Sijunjung, Rakyatterkini.com - Di sejumlah nagari di Kabupaten Sijunjung, yakni Sumpur Kudus, Sisawah, dan Pematang Panjang, belalang sawah bukan dianggap sebagai hama yang harus diberantas. Sebaliknya, serangga ini justru menjadi bahan pangan khas yang diolah turun-temurun, salah satunya menjadi rendang belalang atau randang belalang.
Setiap musim panen tiba, area persawahan di Sumpur Kudus akan ramai oleh warga yang datang pada malam hari. Mereka membawa obor bambu dan wadah sederhana, bukan untuk menjaga ladang dari pencuri, melainkan untuk berburu belalang yang hinggap di batang padi.
Di banyak daerah, belalang sawah (Oxya chinensis) identik sebagai hama tanaman padi. Namun, di Sijunjung, pandangan tersebut berbeda.
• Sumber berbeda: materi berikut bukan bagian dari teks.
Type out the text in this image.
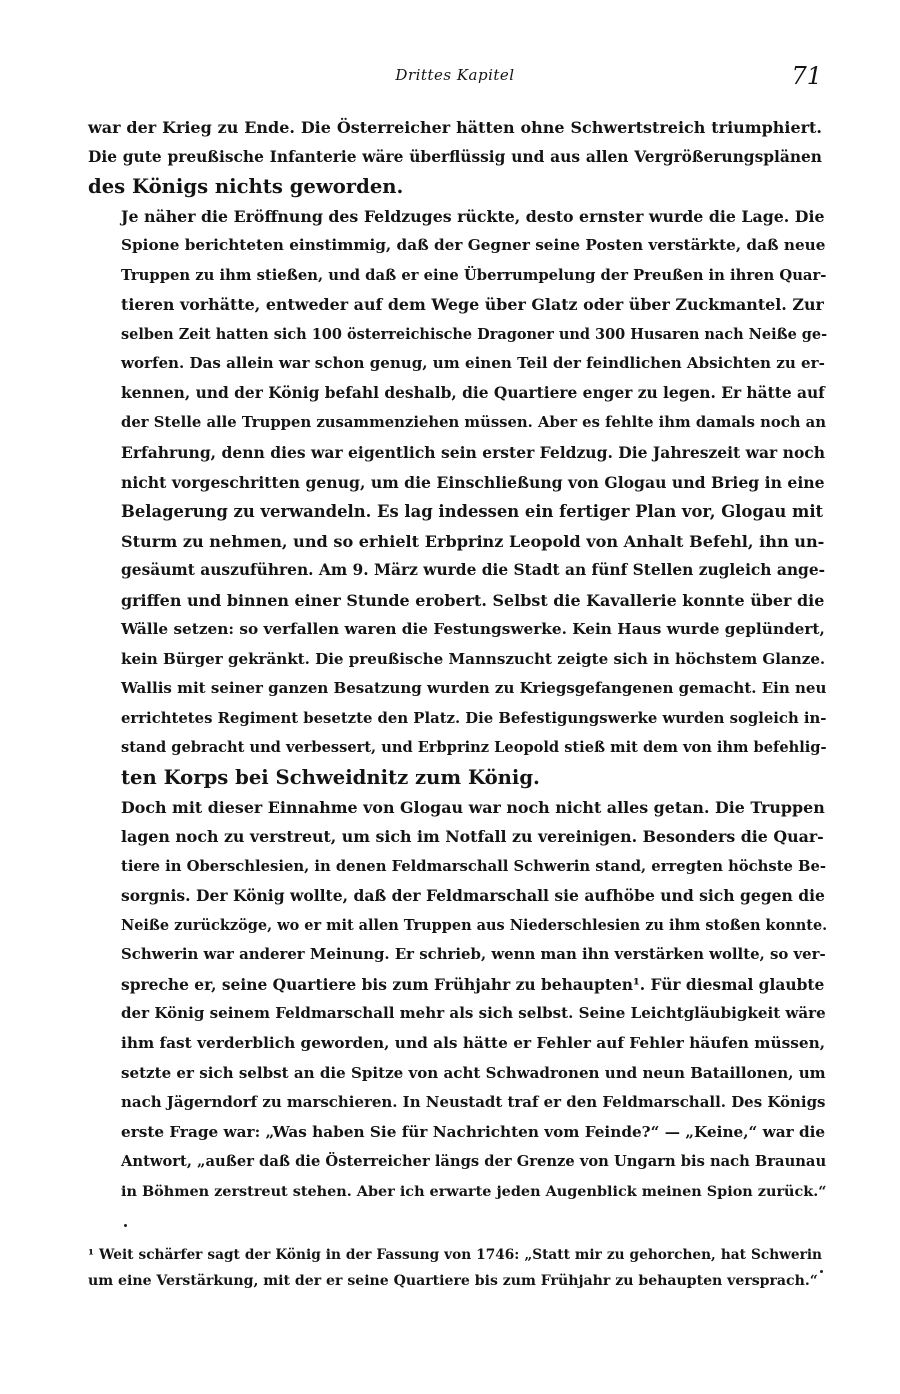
Drittes Kapitel	71
war der Krieg zu Ende. Die Österreicher hätten ohne Schwertstreich triumphiert.
Die gute preußische Infanterie wäre überflüssig und aus allen Vergrößerungsplänen
des Königs nichts geworden.
Je näher die Eröffnung des Feldzuges rückte, desto ernster wurde die Lage. Die
Spione berichteten einstimmig, daß der Gegner seine Posten verstärkte, daß neue
Truppen zu ihm stießen, und daß er eine Überrumpelung der Preußen in ihren Quar-
tieren vorhätte, entweder auf dem Wege über Glatz oder über Zuckmantel. Zur
selben Zeit hatten sich 100 österreichische Dragoner und 300 Husaren nach Neiße ge-
worfen. Das allein war schon genug, um einen Teil der feindlichen Absichten zu er-
kennen, und der König befahl deshalb, die Quartiere enger zu legen. Er hätte auf
der Stelle alle Truppen zusammenziehen müssen. Aber es fehlte ihm damals noch an
Erfahrung, denn dies war eigentlich sein erster Feldzug. Die Jahreszeit war noch
nicht vorgeschritten genug, um die Einschließung von Glogau und Brieg in eine
Belagerung zu verwandeln. Es lag indessen ein fertiger Plan vor, Glogau mit
Sturm zu nehmen, und so erhielt Erbprinz Leopold von Anhalt Befehl, ihn un-
gesäumt auszuführen. Am 9. März wurde die Stadt an fünf Stellen zugleich ange-
griffen und binnen einer Stunde erobert. Selbst die Kavallerie konnte über die
Wälle setzen: so verfallen waren die Festungswerke. Kein Haus wurde geplündert,
kein Bürger gekränkt. Die preußische Mannszucht zeigte sich in höchstem Glanze.
Wallis mit seiner ganzen Besatzung wurden zu Kriegsgefangenen gemacht. Ein neu
errichtetes Regiment besetzte den Platz. Die Befestigungswerke wurden sogleich in-
stand gebracht und verbessert, und Erbprinz Leopold stieß mit dem von ihm befehlig-
ten Korps bei Schweidnitz zum König.
Doch mit dieser Einnahme von Glogau war noch nicht alles getan. Die Truppen
lagen noch zu verstreut, um sich im Notfall zu vereinigen. Besonders die Quar-
tiere in Oberschlesien, in denen Feldmarschall Schwerin stand, erregten höchste Be-
sorgnis. Der König wollte, daß der Feldmarschall sie aufhöbe und sich gegen die
Neiße zurückzöge, wo er mit allen Truppen aus Niederschlesien zu ihm stoßen konnte.
Schwerin war anderer Meinung. Er schrieb, wenn man ihn verstärken wollte, so ver-
spreche er, seine Quartiere bis zum Frühjahr zu behaupten¹. Für diesmal glaubte
der König seinem Feldmarschall mehr als sich selbst. Seine Leichtgläubigkeit wäre
ihm fast verderblich geworden, und als hätte er Fehler auf Fehler häufen müssen,
setzte er sich selbst an die Spitze von acht Schwadronen und neun Bataillonen, um
nach Jägerndorf zu marschieren. In Neustadt traf er den Feldmarschall. Des Königs
erste Frage war: „Was haben Sie für Nachrichten vom Feinde?“ — „Keine,“ war die
Antwort, „außer daß die Österreicher längs der Grenze von Ungarn bis nach Braunau
in Böhmen zerstreut stehen. Aber ich erwarte jeden Augenblick meinen Spion zurück.“
¹ Weit schärfer sagt der König in der Fassung von 1746: „Statt mir zu gehorchen, hat Schwerin
um eine Verstärkung, mit der er seine Quartiere bis zum Frühjahr zu behaupten versprach.“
Hewan ini justru memiliki nilai kuliner dan diolah menjadi hidangan tradisional yang digemari masyarakat setempat.
Rendang belalang, kuliner unik Minangkabau
Belalang yang sudah dikumpulkan kemudian dimasak menjadi rendang. Hasil akhirnya memiliki cita rasa gurih dengan tekstur renyah, bahkan disebut mirip dengan udang ketika digigit. Kuatnya rempah khas Minangkabau membuat hidangan ini semakin kaya rasa dan aroma.
Rendang belalang menjadi salah satu bentuk kekayaan kuliner lokal yang belum banyak dikenal luas. Dalam budaya Minangkabau sendiri, rendang bukan sekadar makanan, tetapi juga simbol ketekunan, kesabaran, dan proses memasak yang penuh makna karena dimasak lama hingga bumbu meresap sempurna.
Proses berburu hingga memasak
Pembuatan rendang belalang dimulai dari proses penangkapan yang biasanya dilakukan pada malam hari sekitar pukul 23.00 WIB, saat belalang sedang istirahat di batang padi. Waktu ini dipilih karena belalang termasuk hewan diurnal yang lebih aktif di siang hari.
Warga biasanya berburu secara berkelompok sambil membawa obor bambu serta wadah penampung. Namun, tidak semua belalang digunakan. Masyarakat setempat sudah mengenal jenis-jenis tertentu yang dianggap aman dan cocok untuk dikonsumsi berdasarkan pengalaman turun-temurun.
Setelah terkumpul, belalang dibersihkan lalu disangrai terlebih dahulu hingga bau amisnya hilang. Setelah itu, bagian kaki dan sayap dibuang.
Bumbu yang digunakan, yang dalam bahasa Minang disebut “langkok-langkok”, terdiri dari cabai, bawang merah, bawang putih, kunyit, lengkuas, dan serai yang dihaluskan. Santan kemudian dimasak dalam kuali di atas tungku kayu hingga mendidih, lalu bumbu dimasukkan.
Setelah kuah mulai mengental, barulah belalang dimasukkan dan dimasak bersama hingga meresap. Proses ini bisa memakan waktu lebih dari dua jam hingga menghasilkan rendang berwarna cokelat kehitaman dengan tekstur kering dan aroma khas.
Penggunaan tungku kayu dipercaya membuat panas lebih stabil, sehingga menghasilkan cita rasa yang lebih kuat, gurih, pedas, sedikit manis, serta tekstur renyah saat disantap.
Kearifan lokal dan pemanfaatan alam
Rendang belalang bukan hanya sekadar kuliner, tetapi juga mencerminkan cara masyarakat setempat dalam memanfaatkan sumber daya alam di sekitarnya. Belalang yang dianggap hama di tempat lain justru menjadi sumber protein alternatif yang bergizi.
Secara nutrisi, belalang memiliki kandungan protein yang tinggi serta lemak yang rendah. Selain mudah diperoleh saat musim tertentu, bahan ini juga relatif murah dan mudah diolah.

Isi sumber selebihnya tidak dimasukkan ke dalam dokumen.